In recent years, with the rapid development of genetic engineering, the GH product obtains a very high purity. Although the medication is administered with a non-pulse injection, the local and systemic reactions are rare and the safety is good. The relatively common side effects are local redness and swelling at the injection site, headaches, vomiting, and peripheral edema. The common biochemical changes of the laboratory examination are hypothyroidism and temporarily impaired glucose tolerance. There were no serious adverse events in the 31 children of this group after treatment. There was a case of mild headache and a case of eyelid edema during treatment, and the symptoms were relieved spontaneously within 1 week, after a low-salt diet was suggested. The main treatment-related laboratory abnormalities included 5 cases of decreased blood T4 without any clinical symptom, and the T4 returned to normal level after levothyroxine tablets were administered, which was consistent with the diagnosis of subclinical hypothyroidism, but the reason was still not clear. It may be related to the increased consumption of T4 caused by the growth acceleration or the deiodination of T4 by the tissue outside of the thyroid gland and the corresponding increase in T3 [30]. There were 4 cases of elevated alkaline phosphatase (ALP) levels. ALP is an index reflecting osteoblast activity, and an increase suggests accelerated bone transformation. Serum anti-hGH antibodies were negative in the patients during the follow-up period of treatment.

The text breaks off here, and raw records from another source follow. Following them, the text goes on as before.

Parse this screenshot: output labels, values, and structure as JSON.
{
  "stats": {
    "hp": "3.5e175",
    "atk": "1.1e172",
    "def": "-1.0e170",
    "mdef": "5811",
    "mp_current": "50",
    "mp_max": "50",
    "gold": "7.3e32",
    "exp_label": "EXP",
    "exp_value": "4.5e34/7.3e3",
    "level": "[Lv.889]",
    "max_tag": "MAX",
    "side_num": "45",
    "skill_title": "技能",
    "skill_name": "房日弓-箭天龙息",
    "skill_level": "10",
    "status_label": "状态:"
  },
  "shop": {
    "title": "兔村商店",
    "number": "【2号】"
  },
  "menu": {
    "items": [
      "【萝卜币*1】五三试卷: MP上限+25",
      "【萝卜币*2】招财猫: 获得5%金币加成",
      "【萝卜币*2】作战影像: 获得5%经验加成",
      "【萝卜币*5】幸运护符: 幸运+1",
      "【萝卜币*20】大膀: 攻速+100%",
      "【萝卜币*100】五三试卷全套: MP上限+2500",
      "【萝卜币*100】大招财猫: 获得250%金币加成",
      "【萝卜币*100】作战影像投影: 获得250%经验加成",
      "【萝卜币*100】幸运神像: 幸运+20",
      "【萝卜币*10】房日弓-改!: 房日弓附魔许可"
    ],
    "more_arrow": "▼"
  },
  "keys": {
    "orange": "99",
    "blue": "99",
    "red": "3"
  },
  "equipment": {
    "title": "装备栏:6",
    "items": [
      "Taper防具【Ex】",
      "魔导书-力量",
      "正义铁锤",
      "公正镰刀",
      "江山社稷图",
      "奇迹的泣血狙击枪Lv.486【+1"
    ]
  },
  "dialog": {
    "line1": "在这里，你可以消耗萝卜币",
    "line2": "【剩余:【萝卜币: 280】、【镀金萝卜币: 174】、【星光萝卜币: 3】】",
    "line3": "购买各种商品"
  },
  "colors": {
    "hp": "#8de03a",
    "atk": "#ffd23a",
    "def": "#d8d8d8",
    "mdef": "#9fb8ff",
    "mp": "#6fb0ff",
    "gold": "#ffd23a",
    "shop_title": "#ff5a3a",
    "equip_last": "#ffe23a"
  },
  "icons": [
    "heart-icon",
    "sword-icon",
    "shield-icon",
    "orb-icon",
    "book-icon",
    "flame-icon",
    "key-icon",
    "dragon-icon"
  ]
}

In summary, the rhGH injection has definite therapeutic effects for treatment of children with GHD, which can significantly promote bone growth without accelerating bone age changes. The medication extraction and injection methods are simple, and drug compliance in children is good. Regular follow-up should be conducted to observe changes in height, weight, and the bone age of children during treatment, and the changes in thyroid function, ALP, glucose, and lipid metabolism should be closely monitored to make sure that the long-term treatment is safe and effective.